GH receptor-binding protein gene disrupted mice GHR(−/−) are dwarf, obese, insulin sensitive, and long-lived whereas GH transgenic mice are giant, glucose intolerant, lean, and short lived. When challenged with a high-fat (HF) diet, all mice became hyperinsulinemic with similar percent weight gains and increases in percent body fat and size of the epididymal, retroperitoneal, and subcutaneous fat depots. For GH mice, the increase in adipose tissue was relatively small compared with WT or GHR(−/−) mice suggesting resiliency to diet-induced obesity. Together, these results support a role for GH in energy balance regulation and nutrient partitioning.
Additionally, GH has been used previously to treat individuals with type 2 diabetes with two reports showing beneficial effects on glucose metabolism. However, concerns over GHs diabetogenic action complicate its anticipated use for these patients. Thus, preclinical animal studies could help evaluate the effects of GH for treating obesity induced type 2 diabetes. In this regard, male C57BL/6J mice were placed on a HF diet to induce obesity and type 2 diabetes. Following induction and starting at 16 weeks of age, mice were treated once daily for 6 weeks with one of four GH doses. Body weight, body composition, fasting blood glucose, insulin, glucose tolerance, liver triacylglycerol, tissue weights, and blood chemistries were determined.

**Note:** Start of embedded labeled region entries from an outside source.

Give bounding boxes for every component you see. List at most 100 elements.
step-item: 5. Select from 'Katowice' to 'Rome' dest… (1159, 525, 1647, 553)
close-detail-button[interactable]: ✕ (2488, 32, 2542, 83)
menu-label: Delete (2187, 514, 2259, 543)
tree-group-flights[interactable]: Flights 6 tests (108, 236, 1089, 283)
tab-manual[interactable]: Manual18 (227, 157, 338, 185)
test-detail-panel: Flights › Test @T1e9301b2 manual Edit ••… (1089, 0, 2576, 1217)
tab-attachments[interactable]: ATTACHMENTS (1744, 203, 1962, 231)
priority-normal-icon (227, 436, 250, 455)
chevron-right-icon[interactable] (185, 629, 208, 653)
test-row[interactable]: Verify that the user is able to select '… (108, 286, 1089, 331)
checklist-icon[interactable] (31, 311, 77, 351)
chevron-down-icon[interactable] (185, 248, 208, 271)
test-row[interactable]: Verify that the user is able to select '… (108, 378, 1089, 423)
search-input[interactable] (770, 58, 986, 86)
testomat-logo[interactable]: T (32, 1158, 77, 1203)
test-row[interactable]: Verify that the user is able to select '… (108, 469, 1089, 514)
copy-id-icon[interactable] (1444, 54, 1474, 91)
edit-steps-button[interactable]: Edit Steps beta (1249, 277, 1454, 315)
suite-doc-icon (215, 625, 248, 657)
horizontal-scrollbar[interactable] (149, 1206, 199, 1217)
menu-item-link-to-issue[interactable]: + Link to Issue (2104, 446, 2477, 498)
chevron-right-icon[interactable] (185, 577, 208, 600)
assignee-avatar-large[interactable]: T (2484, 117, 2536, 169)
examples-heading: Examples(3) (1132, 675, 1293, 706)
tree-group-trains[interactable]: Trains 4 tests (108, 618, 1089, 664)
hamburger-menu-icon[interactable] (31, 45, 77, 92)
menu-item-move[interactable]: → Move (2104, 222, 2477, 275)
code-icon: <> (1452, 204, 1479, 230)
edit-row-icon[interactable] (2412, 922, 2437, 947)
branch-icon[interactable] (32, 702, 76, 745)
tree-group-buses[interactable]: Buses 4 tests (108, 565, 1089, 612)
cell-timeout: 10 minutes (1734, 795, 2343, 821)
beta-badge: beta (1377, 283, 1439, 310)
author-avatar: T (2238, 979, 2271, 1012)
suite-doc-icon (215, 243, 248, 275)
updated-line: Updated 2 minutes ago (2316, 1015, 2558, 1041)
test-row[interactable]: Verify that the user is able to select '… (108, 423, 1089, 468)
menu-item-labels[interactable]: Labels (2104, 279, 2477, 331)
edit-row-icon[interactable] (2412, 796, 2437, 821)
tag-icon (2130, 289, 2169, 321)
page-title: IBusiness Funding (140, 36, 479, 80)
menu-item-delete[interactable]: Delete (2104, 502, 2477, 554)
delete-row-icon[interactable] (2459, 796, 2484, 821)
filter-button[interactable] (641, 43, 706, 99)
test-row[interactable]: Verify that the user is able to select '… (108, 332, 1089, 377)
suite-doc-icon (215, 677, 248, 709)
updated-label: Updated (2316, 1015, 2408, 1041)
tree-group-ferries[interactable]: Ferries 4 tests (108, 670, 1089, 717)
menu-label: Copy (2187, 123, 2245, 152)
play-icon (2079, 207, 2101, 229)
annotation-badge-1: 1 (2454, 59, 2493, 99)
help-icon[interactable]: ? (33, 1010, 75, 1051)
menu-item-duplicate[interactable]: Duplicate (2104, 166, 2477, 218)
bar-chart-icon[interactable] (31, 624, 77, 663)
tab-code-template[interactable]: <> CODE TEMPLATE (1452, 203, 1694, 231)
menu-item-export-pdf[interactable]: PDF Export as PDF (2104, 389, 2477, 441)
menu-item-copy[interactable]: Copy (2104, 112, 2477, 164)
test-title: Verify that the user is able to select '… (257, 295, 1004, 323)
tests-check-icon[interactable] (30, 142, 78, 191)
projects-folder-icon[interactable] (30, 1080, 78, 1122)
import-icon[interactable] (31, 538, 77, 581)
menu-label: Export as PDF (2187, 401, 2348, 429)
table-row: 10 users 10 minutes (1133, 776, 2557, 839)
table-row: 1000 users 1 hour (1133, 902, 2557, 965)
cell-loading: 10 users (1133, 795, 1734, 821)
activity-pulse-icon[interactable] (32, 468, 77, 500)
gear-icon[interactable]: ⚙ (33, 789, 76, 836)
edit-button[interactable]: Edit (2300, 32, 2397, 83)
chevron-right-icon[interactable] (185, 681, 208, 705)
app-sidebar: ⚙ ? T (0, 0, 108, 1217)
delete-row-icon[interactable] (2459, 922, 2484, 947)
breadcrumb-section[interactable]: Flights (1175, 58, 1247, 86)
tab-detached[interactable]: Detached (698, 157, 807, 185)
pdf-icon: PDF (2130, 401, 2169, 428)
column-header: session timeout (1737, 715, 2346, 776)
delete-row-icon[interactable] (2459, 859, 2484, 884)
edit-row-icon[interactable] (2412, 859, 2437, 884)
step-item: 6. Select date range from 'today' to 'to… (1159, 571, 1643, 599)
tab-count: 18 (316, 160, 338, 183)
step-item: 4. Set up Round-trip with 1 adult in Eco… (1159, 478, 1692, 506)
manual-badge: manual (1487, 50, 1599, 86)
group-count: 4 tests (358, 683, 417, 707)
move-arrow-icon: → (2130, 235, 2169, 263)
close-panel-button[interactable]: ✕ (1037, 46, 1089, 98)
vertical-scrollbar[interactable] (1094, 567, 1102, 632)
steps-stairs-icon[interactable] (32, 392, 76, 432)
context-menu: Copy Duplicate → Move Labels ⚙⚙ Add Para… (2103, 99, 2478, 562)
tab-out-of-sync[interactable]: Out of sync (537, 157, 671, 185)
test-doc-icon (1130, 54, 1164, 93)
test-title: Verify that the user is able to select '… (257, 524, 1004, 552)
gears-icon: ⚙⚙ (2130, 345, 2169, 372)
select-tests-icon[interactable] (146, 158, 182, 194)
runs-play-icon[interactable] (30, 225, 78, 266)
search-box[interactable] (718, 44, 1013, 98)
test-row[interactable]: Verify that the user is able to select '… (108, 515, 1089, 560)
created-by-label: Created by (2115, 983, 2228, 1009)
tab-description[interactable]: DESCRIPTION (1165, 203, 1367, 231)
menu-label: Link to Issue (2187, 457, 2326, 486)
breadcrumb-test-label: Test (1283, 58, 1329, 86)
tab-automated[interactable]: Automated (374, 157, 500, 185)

Body composition measurements revealed a GH dose-dependent decrease in fat and an increase in lean mass. The subcutaneous and mesenteric fat depots were most sensitive to GH treatment. In addition, GH treatment resulted in improvement in glucose metabolism, with the highest dose normalizing glucose, glucose tolerance and liver triacylglycerol. In contrast, insulin levels were not altered by GH treatment, nor did organ weights change. However, fasting plasma leptin and resistin were significantly decreased after GH treatment. Thus, GH therapy improves glucose metabolism in this mouse model of obesity and type 2 diabetes.